On my two previous visits, I hadn't been too enthralled by the decorative arts displays (barring a few exceptions) but I was looking forward to seeing the tapestry. It tells the story of the city and its people via 35 individual hand-stitched panels, much like the touring Great Tapestry of Scotland we saw several years ago in Kirkcaldy and which now resides permanently in Galashiels, Selkirkshire. The Dundee version focusses on a timeframe from the mid-19th century to the present day and the collaborative project brought together members of the community through craft groups, social networks and in-person events. The project was conceived and developed by John Fyffe of the Weaver Incorporation of Dundee and Dr Frances Stevenson, senior lecturer at Duncan of Jordanstone College of Art & Design. Additional input came from Andrew Crummy, the artist behind the Great Tapestry of Scotland. A team of 140 volunteers from Dundee and the surrounding area created the panels and the result is captivating. The upper concourse was bustling with people admiring the tapestry (it was a Saturday morning) and each piece represented a different flavour of city life. I learned that Dundee once boasted 75 cinemas and the first motion picture was screened in 1896. Ninewells Hospital was named after the surrounding natural springs that once flowed through this part of the city.
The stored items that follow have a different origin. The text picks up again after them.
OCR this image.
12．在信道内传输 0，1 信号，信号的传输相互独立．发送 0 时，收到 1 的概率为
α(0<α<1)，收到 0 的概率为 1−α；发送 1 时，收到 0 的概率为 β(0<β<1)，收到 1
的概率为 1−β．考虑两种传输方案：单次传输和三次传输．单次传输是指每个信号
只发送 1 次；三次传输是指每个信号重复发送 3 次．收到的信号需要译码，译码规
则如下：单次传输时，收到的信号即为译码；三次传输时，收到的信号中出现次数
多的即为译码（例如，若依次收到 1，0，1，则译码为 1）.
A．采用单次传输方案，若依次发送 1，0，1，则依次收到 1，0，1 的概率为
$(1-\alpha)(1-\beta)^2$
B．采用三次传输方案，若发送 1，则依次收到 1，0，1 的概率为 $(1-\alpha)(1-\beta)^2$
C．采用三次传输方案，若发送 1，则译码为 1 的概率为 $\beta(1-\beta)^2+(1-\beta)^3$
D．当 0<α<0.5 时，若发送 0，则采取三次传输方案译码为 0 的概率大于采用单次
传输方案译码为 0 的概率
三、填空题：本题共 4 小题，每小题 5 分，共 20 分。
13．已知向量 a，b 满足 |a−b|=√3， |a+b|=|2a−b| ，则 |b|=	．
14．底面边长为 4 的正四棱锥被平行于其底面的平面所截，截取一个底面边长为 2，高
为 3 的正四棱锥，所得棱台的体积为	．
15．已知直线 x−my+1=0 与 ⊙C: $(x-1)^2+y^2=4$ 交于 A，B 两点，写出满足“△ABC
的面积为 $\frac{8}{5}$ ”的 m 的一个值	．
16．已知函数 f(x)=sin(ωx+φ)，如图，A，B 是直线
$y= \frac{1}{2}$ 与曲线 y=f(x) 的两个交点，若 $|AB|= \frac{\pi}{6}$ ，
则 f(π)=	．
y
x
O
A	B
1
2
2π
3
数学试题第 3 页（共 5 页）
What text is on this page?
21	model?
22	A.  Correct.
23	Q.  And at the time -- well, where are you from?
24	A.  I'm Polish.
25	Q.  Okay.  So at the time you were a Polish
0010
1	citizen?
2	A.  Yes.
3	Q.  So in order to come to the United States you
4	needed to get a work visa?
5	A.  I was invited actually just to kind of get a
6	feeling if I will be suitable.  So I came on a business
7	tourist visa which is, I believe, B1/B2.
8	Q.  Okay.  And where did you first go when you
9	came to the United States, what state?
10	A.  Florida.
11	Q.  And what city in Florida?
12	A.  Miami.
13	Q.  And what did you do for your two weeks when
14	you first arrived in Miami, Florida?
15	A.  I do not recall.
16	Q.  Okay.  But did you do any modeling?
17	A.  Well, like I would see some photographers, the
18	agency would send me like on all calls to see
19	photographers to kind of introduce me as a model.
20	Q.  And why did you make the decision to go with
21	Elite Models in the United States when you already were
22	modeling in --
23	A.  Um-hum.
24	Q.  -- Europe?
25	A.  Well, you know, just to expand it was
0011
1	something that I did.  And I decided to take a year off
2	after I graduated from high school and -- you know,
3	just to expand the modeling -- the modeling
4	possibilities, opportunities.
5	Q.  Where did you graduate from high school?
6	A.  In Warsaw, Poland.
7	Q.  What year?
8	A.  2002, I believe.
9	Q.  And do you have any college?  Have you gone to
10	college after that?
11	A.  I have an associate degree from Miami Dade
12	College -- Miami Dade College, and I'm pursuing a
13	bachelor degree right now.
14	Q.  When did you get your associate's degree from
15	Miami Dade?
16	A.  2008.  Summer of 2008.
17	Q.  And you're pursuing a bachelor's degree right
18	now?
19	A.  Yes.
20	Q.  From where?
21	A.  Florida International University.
The less savoury aspects of industrial heritage were acknowledged; the linen trade was built on slave labour and links to that era still exist today through statues, buildings and street names. Arctic whaling was big business in the 19th century and a fleet of ships was based at Dundee. Whale oil was a valuable commodity, in demand as an industrial lubricant as well as for heating and lighting purposes. Whalebone was also profitable and thankfully these giant mammals can now roam the oceans mostly in peace. The Nine Incorporated Trades of Dundee is an organisation formed in the 16th century to represent the traditional crafts of bakers, cordiners (shoemakers), glovers, tailors, bonnet makers, fleshers (butchers), hammermen (metal workers), weavers and dyers. The federation remains active today and supports a number of good causes around the city.



Dundee has forged strong links with the medical profession and the university has a global reputation for research. The traditional heavy industry was the production of jute - a natural fibre used in ropemaking and textile production. By late Victorian times, more than 120 mills were in operation but the trade eventually declined due to globalisation, the last plant closing in 1999. Many jute buildings have been repurposed over the years and are not hard to spot when walking around old parts of the city. There was a tapestry square dedicated to the Dundee music scene, which has produced big-selling acts such as Deacon Blue, The View and Snow Patrol. Journalism was, naturally, represented. The illustration above contains characters from two comics known to everyone over 45 - the Beano and Dandy. The latter sadly ceased publication in 2012. The Courier newspaper was established in 1801 and is widely read across Angus, Fife and Perthshire. The parent company, DC Thomson, issued a wide range of magazines and comics over the decades, although this market has declined since the mass availability of t'internet. I found the tapestry thoroughly absorbing and would recommend it to anyone with an interest in Scottish history. The homeward train was bound, rather strangely, for Peterborough and it whisked us back to Inverkeithing. The City of Discovery had not disappointed.